Es ist aber etwas anders, dieses Jahr... zumindest in meinem Gefühl. Noch niemals zuvor hatte ich zu Jahresbeginn das Gefühl, meinen Mitmenschen mit diesem Ausruf so derartig dreist ins Gesicht lügen zu müssen. Ich meine, nicht dass wir uns falsch verstehen, ich wünsche wirklich niemandem etwas Schlechtes (okay, vielleicht nur sehr wenigen), aber in dem Wissen, dass das neue Jahr mit verdammt hoher Wahrscheinlichkeit nichts, bzw. nicht wirklich viel Gutes bringen wird, kann ich ehrlich nicht den Leuten ins Gesicht lügen. Sorry.
Der Klimawandel - mittendrin statt kurz davor
Hochwasser in weiten Teilen Deutschlands und den Niederlanden, während eine Kältewelle mit Temperaturen bis zu minus 43°C Teile Skandinaviens lahmlegt, Brasilien jedoch gefühlte Temperaturen von 58°C durchmacht. Erdbeben in Japan, ... hat irgendjemand noch ernsthaft Zweifel am Klimawandel?
Die Welt ist ein Pulverfass
Der Krieg in der Ukraine geht bald in sein drittes Jahr. DAS DRITTE! Seit mehreren Monaten eskaliert der Nahost-Konflikt, die Gegend entwickelt sich zum Pulverfass. China wird nicht müde, Taiwan weiter zu provozieren. Von allen anderen Krisenherden, die medial wenig bis kaum noch Aufmerksamkeit geschenkt bekommen, mal ganz abgesehen. Es scheint als fehle nur jemand, der mit einem brennenden Streichholz in den Tank schaut, wie viel Benzin noch drin ist.
Braune Kläffer erstarken
In den USA wird eine zweite Amtszeit Trump aufgrund der Streichung bei den Vorwahlen in einigen Bundesstaaten zumindest unwahrscheinlich, ist aber dennoch nicht 100%ig auszuschließen und für den Fall seines Sieges hat er bereits angekündigt, die USA in eine Diktatur umbauen zu wollen. Die Niederlande und Argentinien erleiden einen Rechtsruck - wobei, warum "erleiden"? Die Menschen in Argentinien beispielsweise haben mehrheitlich Javier Millei aus freien Stücken zum Präsidenten gewählt. Einen Mann, der mit vier geklonten Hunden zusammenlebt und sich „Anarchokapitalist“ nennt. Millei will, unter anderem, den Verbraucherschutz komplett abschaffen, das Mietrecht lockern und das Versammlungsrecht verschärfen. In Italien regiert Giorgia Meloni, die Fan des Faschisten Mussolini ist. In dem Zusammenhang denke ich über die Wähler von Marine Le Pen in Frankreich nach, die von Viktor Orbán in Ungarn. Wie sagt ein altes Zitat: Jedes Volk hat die Regierung, die es verdient [Joseph de Maistre (1753 - 1821), französischer Philosoph].

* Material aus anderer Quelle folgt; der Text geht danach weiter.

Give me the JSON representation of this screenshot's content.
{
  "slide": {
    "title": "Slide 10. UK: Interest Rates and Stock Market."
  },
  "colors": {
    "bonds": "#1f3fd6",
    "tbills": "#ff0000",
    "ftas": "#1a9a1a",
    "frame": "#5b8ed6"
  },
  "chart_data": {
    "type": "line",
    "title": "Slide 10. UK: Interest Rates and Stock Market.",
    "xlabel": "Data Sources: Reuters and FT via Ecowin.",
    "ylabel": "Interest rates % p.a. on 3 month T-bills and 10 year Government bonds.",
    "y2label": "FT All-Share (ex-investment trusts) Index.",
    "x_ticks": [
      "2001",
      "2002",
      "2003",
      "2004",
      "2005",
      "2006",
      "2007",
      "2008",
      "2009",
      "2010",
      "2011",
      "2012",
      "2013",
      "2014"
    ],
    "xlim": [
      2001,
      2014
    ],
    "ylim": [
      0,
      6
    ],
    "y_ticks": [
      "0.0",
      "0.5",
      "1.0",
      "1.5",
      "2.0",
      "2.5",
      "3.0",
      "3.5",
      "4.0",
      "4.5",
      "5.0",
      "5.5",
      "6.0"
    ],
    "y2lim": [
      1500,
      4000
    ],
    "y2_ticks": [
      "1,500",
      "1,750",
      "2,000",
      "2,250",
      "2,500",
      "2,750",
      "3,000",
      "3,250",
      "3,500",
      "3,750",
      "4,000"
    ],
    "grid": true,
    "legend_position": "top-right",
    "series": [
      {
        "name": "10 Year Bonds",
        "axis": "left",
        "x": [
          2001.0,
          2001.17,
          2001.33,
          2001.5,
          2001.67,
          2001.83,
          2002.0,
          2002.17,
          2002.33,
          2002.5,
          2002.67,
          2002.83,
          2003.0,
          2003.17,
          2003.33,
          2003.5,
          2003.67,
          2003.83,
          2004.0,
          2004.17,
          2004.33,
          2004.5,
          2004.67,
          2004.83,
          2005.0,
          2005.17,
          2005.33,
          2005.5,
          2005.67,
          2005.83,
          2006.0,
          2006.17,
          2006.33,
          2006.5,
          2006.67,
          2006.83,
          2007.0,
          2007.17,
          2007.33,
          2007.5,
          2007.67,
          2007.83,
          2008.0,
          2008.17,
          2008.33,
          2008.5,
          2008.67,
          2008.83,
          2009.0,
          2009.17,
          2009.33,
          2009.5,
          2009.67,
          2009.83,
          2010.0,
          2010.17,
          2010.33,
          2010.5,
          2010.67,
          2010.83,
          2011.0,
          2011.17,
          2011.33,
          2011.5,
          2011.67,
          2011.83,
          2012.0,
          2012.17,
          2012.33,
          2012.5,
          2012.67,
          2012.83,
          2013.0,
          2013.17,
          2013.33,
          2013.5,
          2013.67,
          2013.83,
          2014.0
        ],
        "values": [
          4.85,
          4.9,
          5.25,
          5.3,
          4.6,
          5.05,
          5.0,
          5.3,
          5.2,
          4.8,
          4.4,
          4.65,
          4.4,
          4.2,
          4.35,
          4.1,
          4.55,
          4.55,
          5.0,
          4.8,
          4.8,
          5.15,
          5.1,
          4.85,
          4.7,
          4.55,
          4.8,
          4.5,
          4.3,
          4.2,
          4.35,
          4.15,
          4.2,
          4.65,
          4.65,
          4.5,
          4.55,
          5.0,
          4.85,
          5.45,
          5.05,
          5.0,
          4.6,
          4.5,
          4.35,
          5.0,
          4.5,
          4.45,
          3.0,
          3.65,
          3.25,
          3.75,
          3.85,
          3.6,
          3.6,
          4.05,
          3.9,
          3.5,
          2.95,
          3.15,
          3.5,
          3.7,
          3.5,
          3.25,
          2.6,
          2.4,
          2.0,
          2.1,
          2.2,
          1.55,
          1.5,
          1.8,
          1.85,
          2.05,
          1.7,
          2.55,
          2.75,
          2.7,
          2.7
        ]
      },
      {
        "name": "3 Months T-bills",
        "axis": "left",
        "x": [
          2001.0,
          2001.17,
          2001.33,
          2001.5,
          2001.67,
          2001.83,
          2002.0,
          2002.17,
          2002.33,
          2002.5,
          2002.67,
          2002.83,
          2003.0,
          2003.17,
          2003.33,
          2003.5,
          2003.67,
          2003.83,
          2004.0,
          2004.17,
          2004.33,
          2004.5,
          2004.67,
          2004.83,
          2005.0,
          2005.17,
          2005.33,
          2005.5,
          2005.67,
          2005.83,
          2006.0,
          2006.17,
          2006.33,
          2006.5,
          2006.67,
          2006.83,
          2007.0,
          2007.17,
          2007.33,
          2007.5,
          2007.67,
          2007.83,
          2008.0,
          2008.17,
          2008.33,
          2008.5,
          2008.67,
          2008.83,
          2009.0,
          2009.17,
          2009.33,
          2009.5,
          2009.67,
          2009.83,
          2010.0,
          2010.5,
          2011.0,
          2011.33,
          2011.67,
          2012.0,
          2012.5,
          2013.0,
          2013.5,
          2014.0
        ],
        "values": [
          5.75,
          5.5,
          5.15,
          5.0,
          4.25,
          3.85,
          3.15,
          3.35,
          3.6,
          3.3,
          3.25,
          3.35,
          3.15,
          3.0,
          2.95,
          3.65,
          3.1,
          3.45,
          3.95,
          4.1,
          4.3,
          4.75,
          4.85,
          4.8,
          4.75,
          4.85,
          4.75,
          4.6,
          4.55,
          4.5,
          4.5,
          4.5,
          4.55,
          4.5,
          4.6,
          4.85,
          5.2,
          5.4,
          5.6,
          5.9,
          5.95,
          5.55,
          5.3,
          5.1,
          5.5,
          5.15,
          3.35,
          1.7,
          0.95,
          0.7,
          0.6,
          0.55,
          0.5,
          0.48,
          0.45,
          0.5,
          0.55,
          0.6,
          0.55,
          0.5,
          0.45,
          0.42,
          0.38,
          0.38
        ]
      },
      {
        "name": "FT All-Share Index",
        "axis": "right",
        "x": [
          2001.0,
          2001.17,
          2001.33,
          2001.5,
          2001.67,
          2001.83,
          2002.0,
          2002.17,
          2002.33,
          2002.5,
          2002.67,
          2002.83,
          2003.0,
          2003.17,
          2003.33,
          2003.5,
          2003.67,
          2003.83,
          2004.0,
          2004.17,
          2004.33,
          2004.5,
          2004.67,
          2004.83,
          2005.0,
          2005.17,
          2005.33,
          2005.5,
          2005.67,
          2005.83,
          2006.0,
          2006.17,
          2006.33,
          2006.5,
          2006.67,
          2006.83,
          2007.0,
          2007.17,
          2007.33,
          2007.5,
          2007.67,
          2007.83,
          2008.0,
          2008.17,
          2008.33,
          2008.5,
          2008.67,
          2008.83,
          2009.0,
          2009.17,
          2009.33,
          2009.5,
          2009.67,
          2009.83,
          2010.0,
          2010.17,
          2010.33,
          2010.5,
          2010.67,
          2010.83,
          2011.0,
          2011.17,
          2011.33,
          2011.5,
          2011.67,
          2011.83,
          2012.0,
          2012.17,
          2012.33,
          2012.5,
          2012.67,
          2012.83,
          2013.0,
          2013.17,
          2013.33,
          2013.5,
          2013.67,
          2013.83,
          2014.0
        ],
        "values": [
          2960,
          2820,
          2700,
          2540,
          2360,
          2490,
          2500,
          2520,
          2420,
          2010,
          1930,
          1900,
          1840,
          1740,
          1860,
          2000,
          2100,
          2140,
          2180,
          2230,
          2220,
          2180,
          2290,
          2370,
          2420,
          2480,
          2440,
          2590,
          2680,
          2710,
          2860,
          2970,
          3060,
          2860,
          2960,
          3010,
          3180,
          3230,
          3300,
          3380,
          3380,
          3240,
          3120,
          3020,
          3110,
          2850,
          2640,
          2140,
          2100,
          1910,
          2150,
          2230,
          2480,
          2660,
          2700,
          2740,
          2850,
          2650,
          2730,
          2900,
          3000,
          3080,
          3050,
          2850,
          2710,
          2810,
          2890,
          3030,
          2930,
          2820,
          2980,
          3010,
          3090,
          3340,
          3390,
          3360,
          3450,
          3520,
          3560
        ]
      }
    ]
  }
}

Vielerorten strebt man einen neuen Nationalismus an. Meint, dass man es alleine besser schafft. Das "ich" wird stärker, als das "wir". Quid demonstrandum... prominentestes (Gegen-)Beispiel: Das vereinigte Königreich. Hat ja super geklappt mit dem "Brexit".
Halten wir erst einmal ganz grob fest: Eigentlich strebt der Mensch danach, dass es ihm besser geht. Im Moment scheint es aber, dass es vielen Menschen reicht, wenn es anderen schlechter geht. Dass sie sich dann besser fühlen, das ist eine schlimme Tendenz. Da fängt im Grunde Faschismus an.
Eigentlich müssten wir (zumindest sehr, sehr viele von uns) rückblickend auf 2023 sagen: Wir waren immer satt, hatten immer genug zu trinken, haben ein Dach über dem Kopf, einen Job, waren nur selten krank und leben noch - geiles Jahr! Eigentlich...
Gerade jetzt zum Jahreswechsel gab es wieder unendliche Debatten. Zum einen über Weihnachtsbäume und Leitkulturen. Andererseits arbeiteten über Weihnachten und Silvester unter anderem Menschen mit Migrationshintergrund in Krankenhäusern, Pflegeheimen, Polizei, Feuerwehren und und und, damit andere feiern können. Wurde es ihnen gedankt? Ich fürchte nur selten, zu selten.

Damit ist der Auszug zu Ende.